Şimdi 30 eylül Muhammed Dürre’nin öldürülüş tarihi lütfen ama lütfen bunu çocuklarınıza anlatın, tüm dünya milletleri anlatsın, nasıl Japonlar evlatlarına Hiroşima ve Nagasakiyi gösteriyorlar, bizde kardeşlerimize, evlatlarımıza Vaad’ı M.Dürre’yi gösterelim, anlatalım izletelim, bilinçletelim.
Tamam sokaklara çıkmayın, tamam saklayın hınçınızı ama n’olur ara sıra kapanın odanıza tüm hücrelerinizle; kahrolsun A.B.D, kahrolsun Siyonistler, Kahrolsun tüm çocuk katilleri, diye bağırın inanın sizde rahatlayacaksınız kazan gibi kaynayan dünyada.

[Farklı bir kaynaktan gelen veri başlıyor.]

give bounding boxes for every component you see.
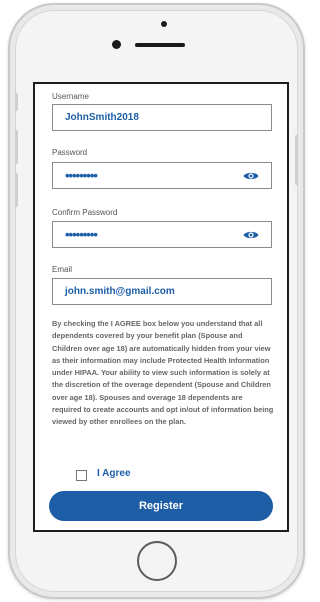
agree-label[interactable]: I Agree [97,468,131,479]
password-value: ••••••••• [65,168,98,183]
confirm-password-label: Confirm Password [52,208,118,217]
email-field[interactable]: john.smith@gmail.com [52,278,272,305]
disclaimer-text: By checking the I AGREE box below you un… [52,319,274,427]
confirm-password-value: ••••••••• [65,227,98,242]
eye-icon[interactable] [243,230,259,240]
mute-switch [15,93,18,111]
password-label: Password [52,148,88,157]
front-camera [112,40,121,49]
home-button [137,541,177,581]
password-field[interactable]: ••••••••• [52,162,272,189]
registration-screen: Username JohnSmith2018 Password ••••••••… [33,82,289,532]
power-button [295,135,298,185]
volume-up-button [15,130,18,164]
username-label: Username [52,92,89,101]
register-button[interactable]: Register [49,491,273,521]
earpiece-speaker [135,43,185,47]
email-label: Email [52,265,73,274]
email-value: john.smith@gmail.com [65,286,175,297]
proximity-sensor [161,21,167,27]
username-value: JohnSmith2018 [65,112,139,123]
agree-checkbox[interactable] [76,470,87,481]
eye-icon[interactable] [243,171,259,181]
confirm-password-field[interactable]: ••••••••• [52,221,272,248]
username-field[interactable]: JohnSmith2018 [52,104,272,131]
volume-down-button [15,173,18,207]
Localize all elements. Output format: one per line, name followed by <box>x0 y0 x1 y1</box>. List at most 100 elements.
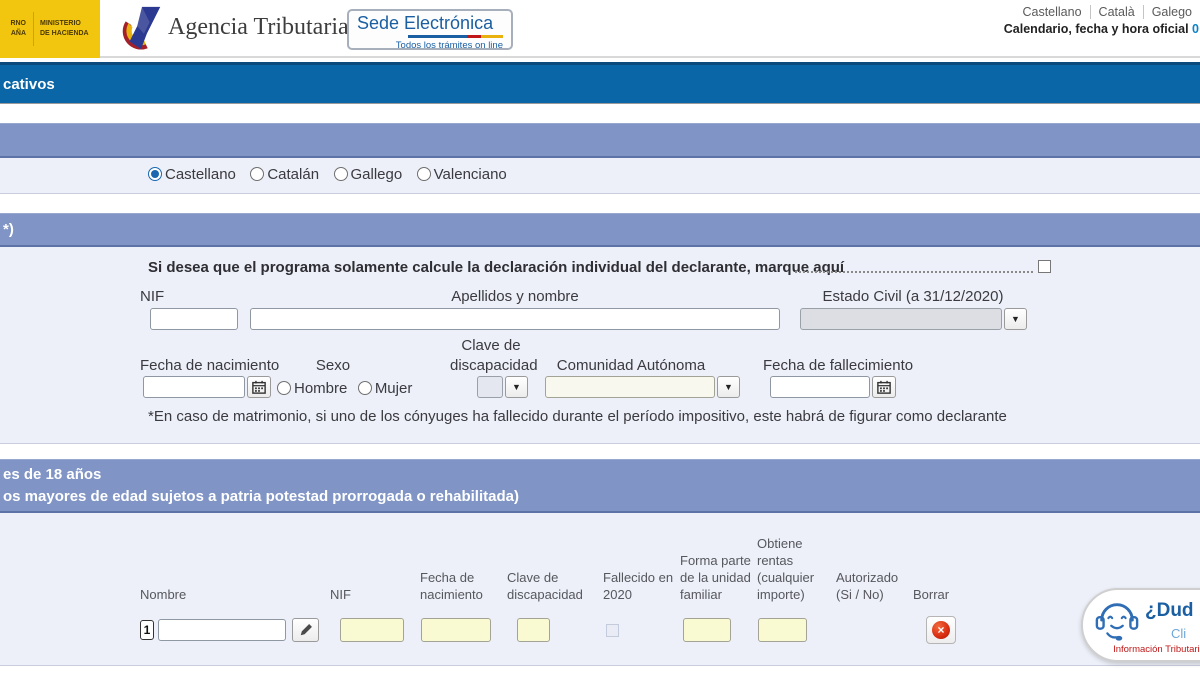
radio-valenciano-label[interactable]: Valenciano <box>434 166 507 183</box>
lang-link-catala[interactable]: Català <box>1090 5 1143 19</box>
radio-castellano[interactable] <box>148 167 162 181</box>
marriage-footnote: *En caso de matrimonio, si uno de los có… <box>148 408 1007 425</box>
chat-subtitle: Cli <box>1171 626 1186 641</box>
gov-logo-fragment-line1: RNO <box>0 19 26 30</box>
sede-color-strip <box>357 35 503 38</box>
radio-sex-hombre[interactable] <box>277 381 291 395</box>
section-bar-children-line2: os mayores de edad sujetos a patria pote… <box>3 486 1200 508</box>
section-bar-declarant: *) <box>0 213 1200 247</box>
child-nif-field[interactable] <box>340 618 404 642</box>
birth-date-label: Fecha de nacimiento <box>140 357 279 374</box>
sex-mujer-label[interactable]: Mujer <box>375 380 413 397</box>
language-links: CastellanoCatalàGalego <box>1004 5 1200 19</box>
death-date-calendar-button[interactable] <box>872 376 896 398</box>
sede-electronica-badge[interactable]: Sede Electrónica Todos los trámites on l… <box>347 9 513 50</box>
name-label: Apellidos y nombre <box>250 288 780 305</box>
section-bar-declarant-text: *) <box>3 219 1200 241</box>
civil-status-label: Estado Civil (a 31/12/2020) <box>800 288 1026 305</box>
delete-row-button[interactable]: × <box>926 616 956 644</box>
children-table-header: Nombre NIF Fecha de nacimiento Clave de … <box>140 535 973 604</box>
ministry-line2: DE HACIENDA <box>40 29 89 40</box>
disability-label-line2: discapacidad <box>450 357 532 374</box>
col-header-unidad-familiar: Forma parte de la unidad familiar <box>680 552 757 603</box>
official-time-label: Calendario, fecha y hora oficial <box>1004 22 1192 36</box>
chat-footer: Información Tributaria <box>1089 644 1200 655</box>
col-header-fallecido: Fallecido en 2020 <box>603 569 680 603</box>
assistant-chat-widget[interactable]: ¿Dud Cli Información Tributaria <box>1081 588 1200 662</box>
sede-title: Sede Electrónica <box>357 13 503 34</box>
child-deceased-checkbox[interactable] <box>606 624 619 637</box>
child-birth-date-field[interactable] <box>421 618 491 642</box>
child-income-field[interactable] <box>758 618 807 642</box>
region-dropdown-button[interactable]: ▼ <box>717 376 740 398</box>
radio-catalan[interactable] <box>250 167 264 181</box>
page-title: cativos <box>3 76 55 93</box>
civil-status-select[interactable] <box>800 308 1002 330</box>
birth-date-input[interactable] <box>143 376 245 398</box>
row-number: 1 <box>140 620 154 640</box>
radio-sex-mujer[interactable] <box>358 381 372 395</box>
calendar-icon <box>877 380 891 394</box>
chat-title: ¿Dud <box>1145 600 1194 622</box>
col-header-borrar: Borrar <box>913 586 973 603</box>
pencil-icon <box>299 623 313 637</box>
aeat-logo-icon <box>118 5 166 53</box>
lang-link-galego[interactable]: Galego <box>1143 5 1200 19</box>
sex-hombre-label[interactable]: Hombre <box>294 380 347 397</box>
col-header-obtiene-rentas: Obtiene rentas (cualquier importe) <box>757 535 836 604</box>
radio-valenciano[interactable] <box>417 167 431 181</box>
radio-gallego[interactable] <box>334 167 348 181</box>
individual-declaration-checkbox[interactable] <box>1038 260 1051 273</box>
sede-subtitle: Todos los trámites on line <box>357 40 503 51</box>
ministry-line1: MINISTERIO <box>40 19 89 30</box>
col-header-fecha-nacimiento: Fecha de nacimiento <box>420 569 507 603</box>
official-time-link[interactable]: 0 <box>1192 22 1199 36</box>
calendar-icon <box>252 380 266 394</box>
disability-label-line1: Clave de <box>450 337 532 354</box>
dropdown-arrow-icon: ▼ <box>1011 314 1020 324</box>
children-table-zone: Nombre NIF Fecha de nacimiento Clave de … <box>0 513 1200 666</box>
death-date-input[interactable] <box>770 376 870 398</box>
death-date-label: Fecha de fallecimiento <box>763 357 913 374</box>
section-bar-language <box>0 123 1200 158</box>
page-title-bar: cativos <box>0 65 1200 104</box>
child-family-unit-field[interactable] <box>683 618 731 642</box>
disability-key-select[interactable] <box>477 376 503 398</box>
dropdown-arrow-icon: ▼ <box>512 382 521 392</box>
gov-logo-fragment-line2: AÑA <box>0 29 26 40</box>
sex-label: Sexo <box>300 357 366 374</box>
col-header-nif: NIF <box>330 586 420 603</box>
gov-logo-divider <box>33 12 34 46</box>
dotted-leader <box>795 271 1033 273</box>
government-logo: RNO AÑA MINISTERIO DE HACIENDA <box>0 0 100 58</box>
section-bar-children: es de 18 años os mayores de edad sujetos… <box>0 459 1200 513</box>
nif-label: NIF <box>140 288 164 305</box>
child-name-input[interactable] <box>158 619 286 641</box>
disability-key-dropdown-button[interactable]: ▼ <box>505 376 528 398</box>
child-disability-field[interactable] <box>517 618 550 642</box>
civil-status-dropdown-button[interactable]: ▼ <box>1004 308 1027 330</box>
individual-declaration-note: Si desea que el programa solamente calcu… <box>148 259 844 276</box>
dropdown-arrow-icon: ▼ <box>724 382 733 392</box>
official-time-row: Calendario, fecha y hora oficial 0 <box>1004 22 1200 36</box>
region-select[interactable] <box>545 376 715 398</box>
radio-catalan-label[interactable]: Catalán <box>267 166 319 183</box>
region-label: Comunidad Autónoma <box>545 357 717 374</box>
section-bar-children-line1: es de 18 años <box>3 464 1200 486</box>
edit-child-button[interactable] <box>292 618 319 642</box>
radio-gallego-label[interactable]: Gallego <box>351 166 403 183</box>
col-header-autorizado: Autorizado (Si / No) <box>836 569 913 603</box>
name-input[interactable] <box>250 308 780 330</box>
col-header-clave-discapacidad: Clave de discapacidad <box>507 569 603 603</box>
page-header: RNO AÑA MINISTERIO DE HACIENDA Agencia T… <box>0 0 1200 58</box>
birth-date-calendar-button[interactable] <box>247 376 271 398</box>
declarant-zone: Si desea que el programa solamente calcu… <box>0 247 1200 444</box>
lang-link-castellano[interactable]: Castellano <box>1014 5 1089 19</box>
nif-input[interactable] <box>150 308 238 330</box>
assistant-icon <box>1094 597 1140 645</box>
table-row: 1 × <box>140 616 973 644</box>
radio-castellano-label[interactable]: Castellano <box>165 166 236 183</box>
col-header-nombre: Nombre <box>140 586 330 603</box>
brand-title: Agencia Tributaria <box>168 14 349 41</box>
delete-icon: × <box>932 621 950 639</box>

Şimdi gelelim benim asıl meramıma;
12 yaşındaki Filistinli Muhammed Dürre’nin 30 Eylül 2002 tarihinde, babasının kollarında İsrail askerleri tarafından haince öldürülmesi, suriye tarafından Dünya çocuk günü olarak 1-10 Ekim tarihleri arasında kutlanmaya başlanmıştı.

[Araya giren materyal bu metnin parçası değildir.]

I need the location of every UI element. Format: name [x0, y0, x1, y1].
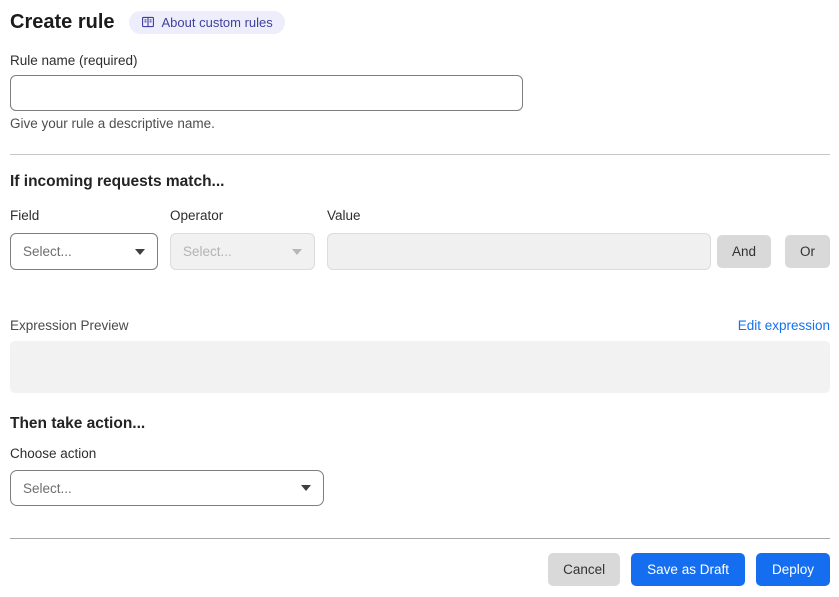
footer-buttons: Cancel Save as Draft Deploy [10, 553, 830, 586]
action-section-heading: Then take action... [10, 415, 146, 432]
value-group: Value [327, 208, 711, 270]
deploy-button[interactable]: Deploy [755, 553, 830, 586]
save-as-draft-button[interactable]: Save as Draft [631, 553, 745, 586]
expression-preview-header: Expression Preview Edit expression [10, 318, 830, 333]
operator-select[interactable]: Select... [170, 233, 315, 270]
section-divider [10, 154, 830, 155]
field-select[interactable]: Select... [10, 233, 158, 270]
caret-down-icon [292, 248, 302, 255]
cancel-button[interactable]: Cancel [548, 553, 621, 586]
expression-preview-label: Expression Preview [10, 318, 129, 333]
expression-preview-box [10, 341, 830, 393]
choose-action-select[interactable]: Select... [10, 470, 324, 506]
operator-label: Operator [170, 208, 224, 223]
page-title: Create rule [10, 11, 115, 33]
about-badge-label: About custom rules [161, 14, 273, 30]
edit-expression-link[interactable]: Edit expression [738, 318, 830, 333]
value-label: Value [327, 208, 361, 223]
operator-group: Operator Select... [170, 208, 315, 270]
choose-action-label: Choose action [10, 446, 97, 461]
rule-name-label: Rule name (required) [10, 53, 138, 68]
value-input[interactable] [327, 233, 711, 270]
and-or-buttons: And Or [716, 235, 830, 268]
condition-row: Field Select... Operator Select... Value [10, 208, 830, 270]
field-group: Field Select... [10, 208, 158, 270]
rule-name-helper: Give your rule a descriptive name. [10, 116, 215, 131]
operator-select-value: Select... [183, 244, 232, 259]
book-icon [141, 15, 155, 29]
page-header: Create rule About custom rules [10, 10, 830, 34]
match-section-heading: If incoming requests match... [10, 173, 225, 190]
choose-action-select-value: Select... [23, 480, 72, 496]
caret-down-icon [301, 485, 311, 491]
and-button[interactable]: And [716, 235, 771, 268]
footer-divider [10, 538, 830, 539]
or-button[interactable]: Or [785, 235, 830, 268]
field-label: Field [10, 208, 40, 223]
caret-down-icon [135, 248, 145, 255]
rule-name-input[interactable] [10, 75, 523, 111]
about-custom-rules-badge[interactable]: About custom rules [128, 10, 285, 34]
create-rule-page: Create rule About custom rules Rule name… [0, 0, 839, 586]
field-select-value: Select... [23, 244, 72, 259]
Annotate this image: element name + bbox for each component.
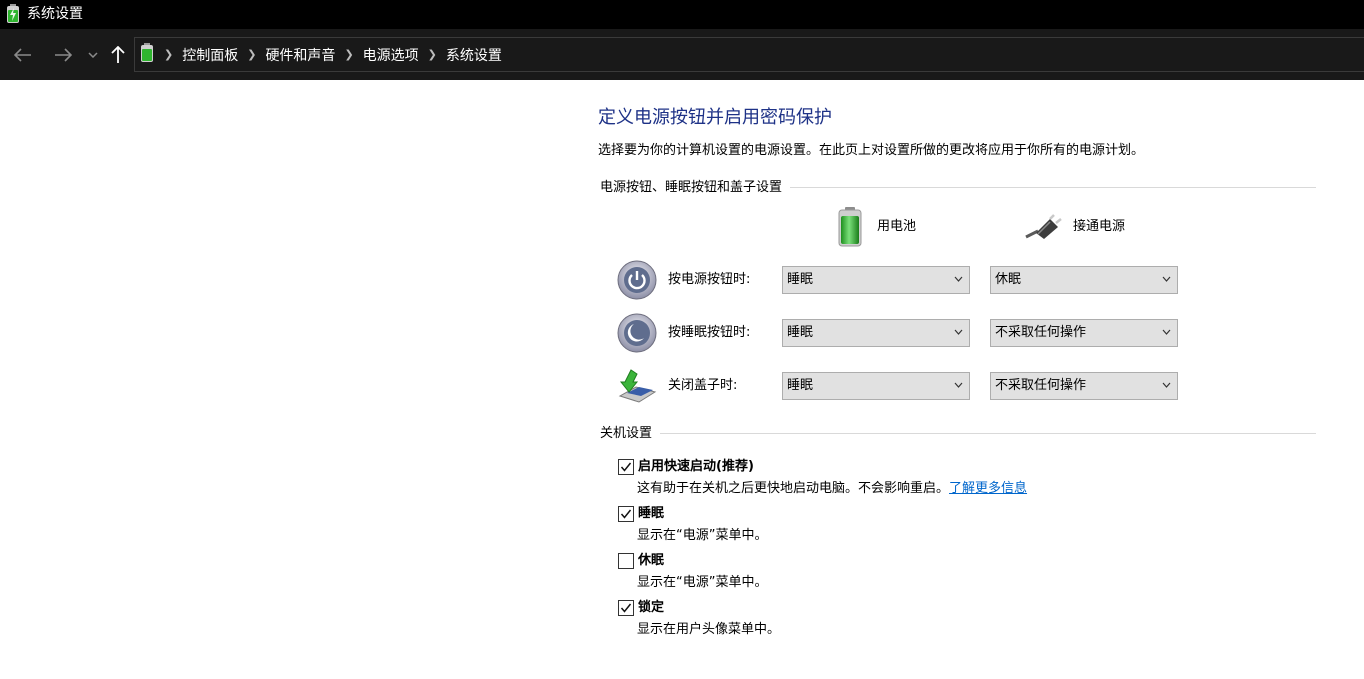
forward-button[interactable] bbox=[50, 29, 76, 80]
breadcrumb-separator-icon: ❯ bbox=[247, 48, 257, 61]
sleep-button-battery-value: 睡眠 bbox=[787, 325, 814, 340]
sleep-checkbox[interactable] bbox=[618, 506, 634, 522]
chevron-down-icon bbox=[1162, 276, 1171, 282]
title-bar: 系统设置 bbox=[0, 0, 1364, 29]
power-button-plugged-select[interactable]: 休眠 bbox=[990, 266, 1178, 294]
fast-startup-label: 启用快速启动(推荐) bbox=[638, 459, 754, 474]
up-button[interactable] bbox=[106, 29, 130, 80]
plugged-in-column-header: 接通电源 bbox=[1073, 219, 1126, 234]
hibernate-option-description: 显示在“电源”菜单中。 bbox=[637, 575, 768, 590]
breadcrumb-control-panel[interactable]: 控制面板 bbox=[182, 45, 238, 65]
fast-startup-description: 这有助于在关机之后更快地启动电脑。不会影响重启。了解更多信息 bbox=[637, 480, 1027, 498]
lid-close-plugged-select[interactable]: 不采取任何操作 bbox=[990, 372, 1178, 400]
power-button-battery-value: 睡眠 bbox=[787, 272, 814, 287]
sleep-button-plugged-value: 不采取任何操作 bbox=[995, 325, 1087, 340]
battery-icon bbox=[838, 207, 862, 247]
recent-locations-button[interactable] bbox=[84, 29, 102, 80]
window-title: 系统设置 bbox=[27, 6, 83, 22]
arrow-up-icon bbox=[111, 45, 125, 63]
hibernate-option-label: 休眠 bbox=[638, 553, 665, 568]
lock-checkbox[interactable] bbox=[618, 600, 634, 616]
fast-startup-checkbox[interactable] bbox=[618, 459, 634, 475]
battery-column-header: 用电池 bbox=[877, 219, 917, 234]
chevron-down-icon bbox=[88, 51, 98, 58]
breadcrumb-separator-icon: ❯ bbox=[344, 48, 354, 61]
sleep-button-icon bbox=[617, 313, 657, 353]
shutdown-section-label: 关机设置 bbox=[600, 425, 661, 443]
lid-close-battery-select[interactable]: 睡眠 bbox=[782, 372, 970, 400]
buttons-section-label: 电源按钮、睡眠按钮和盖子设置 bbox=[600, 179, 791, 197]
lid-close-label: 关闭盖子时: bbox=[668, 378, 738, 393]
checkmark-icon bbox=[620, 603, 632, 613]
lock-option-description: 显示在用户头像菜单中。 bbox=[637, 622, 781, 637]
sleep-button-label: 按睡眠按钮时: bbox=[668, 325, 751, 340]
power-button-battery-select[interactable]: 睡眠 bbox=[782, 266, 970, 294]
power-plug-icon bbox=[1025, 214, 1062, 239]
chevron-down-icon bbox=[954, 329, 963, 335]
chevron-down-icon bbox=[1162, 329, 1171, 335]
sleep-option-description: 显示在“电源”菜单中。 bbox=[637, 528, 768, 543]
checkmark-icon bbox=[620, 509, 632, 519]
power-button-plugged-value: 休眠 bbox=[995, 272, 1022, 287]
power-button-label: 按电源按钮时: bbox=[668, 272, 751, 287]
page-title: 定义电源按钮并启用密码保护 bbox=[598, 107, 832, 128]
sleep-button-battery-select[interactable]: 睡眠 bbox=[782, 319, 970, 347]
breadcrumb-separator-icon: ❯ bbox=[164, 48, 174, 61]
breadcrumb-power-options[interactable]: 电源选项 bbox=[363, 45, 419, 65]
lid-close-battery-value: 睡眠 bbox=[787, 378, 814, 393]
checkmark-icon bbox=[620, 462, 632, 472]
breadcrumb-separator-icon: ❯ bbox=[427, 48, 437, 61]
address-bar: ❯ 控制面板 ❯ 硬件和声音 ❯ 电源选项 ❯ 系统设置 bbox=[0, 29, 1364, 80]
battery-app-icon bbox=[7, 4, 19, 23]
hibernate-checkbox[interactable] bbox=[618, 553, 634, 569]
breadcrumb-system-settings[interactable]: 系统设置 bbox=[446, 45, 502, 65]
laptop-lid-icon bbox=[618, 369, 657, 403]
chevron-down-icon bbox=[954, 382, 963, 388]
section-divider bbox=[600, 433, 1316, 434]
arrow-right-icon bbox=[55, 47, 72, 62]
back-button[interactable] bbox=[10, 29, 36, 80]
chevron-down-icon bbox=[1162, 382, 1171, 388]
lock-option-label: 锁定 bbox=[638, 600, 665, 615]
page-subtitle: 选择要为你的计算机设置的电源设置。在此页上对设置所做的更改将应用于你所有的电源计… bbox=[598, 143, 1145, 158]
learn-more-link[interactable]: 了解更多信息 bbox=[949, 481, 1027, 496]
lid-close-plugged-value: 不采取任何操作 bbox=[995, 378, 1087, 393]
sleep-button-plugged-select[interactable]: 不采取任何操作 bbox=[990, 319, 1178, 347]
sleep-option-label: 睡眠 bbox=[638, 506, 665, 521]
fast-startup-desc-text: 这有助于在关机之后更快地启动电脑。不会影响重启。 bbox=[637, 481, 950, 496]
breadcrumb: ❯ 控制面板 ❯ 硬件和声音 ❯ 电源选项 ❯ 系统设置 bbox=[164, 29, 502, 80]
breadcrumb-hardware-sound[interactable]: 硬件和声音 bbox=[265, 45, 335, 65]
arrow-left-icon bbox=[14, 47, 31, 62]
battery-location-icon bbox=[141, 43, 153, 62]
chevron-down-icon bbox=[954, 276, 963, 282]
power-button-icon bbox=[617, 260, 657, 300]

1 Haziran tarihi, 21 ülkede olmak üzere, en yaygın Çocuk Günü’dür. Türkiye’de 23 Nisan’ın yanı sıra, her Ekim aynın ilk Pazartesi günü Dünya Çocuk Günü olarak kutlanmakta ayrıca 20 Kasım tarihinde ise Çocuk Hakları günü olarak kutlanmaktadır. Benim acizane tavsiyem tüm bu tarihlerden ve tuzukuruların çocuklarının günlerinden hariç-bu çocuklar o günleri ya hiç bilmiyorlar yada hiç kutlamadır-30 Eylül bir belirteç olsun. 30 Eylül’ü Dünyanın Mazlum ve Masum Çocuklarını Anma Anlama ve Anlatma Etkinliği olarak her sene sergiler, şiirler, sinemalar, tiyatrolar eşliğinde anımsayalım. Bakın tekrar ediyorum Tecavüz edilen kadınlardan geçtik, ölen babalardan geçtik, götürülen ve bir daha getirilmeyenlerden insanlardan geçtik yaşlılardan geçtik. Çocuklar ya hu! bizim çocuklarımız, dünyanın masum ve mazlum, tertemiz, pırıl pırıl, kirli yanaklı çocukları, onlardan bari geçmeyelim…
Hiç düşündünüz mü; insanlar neden“bir ağaçta sen dik” kampanyası yaparlar da “bir çocukta sen yaşat “kampanyası yapmazlar?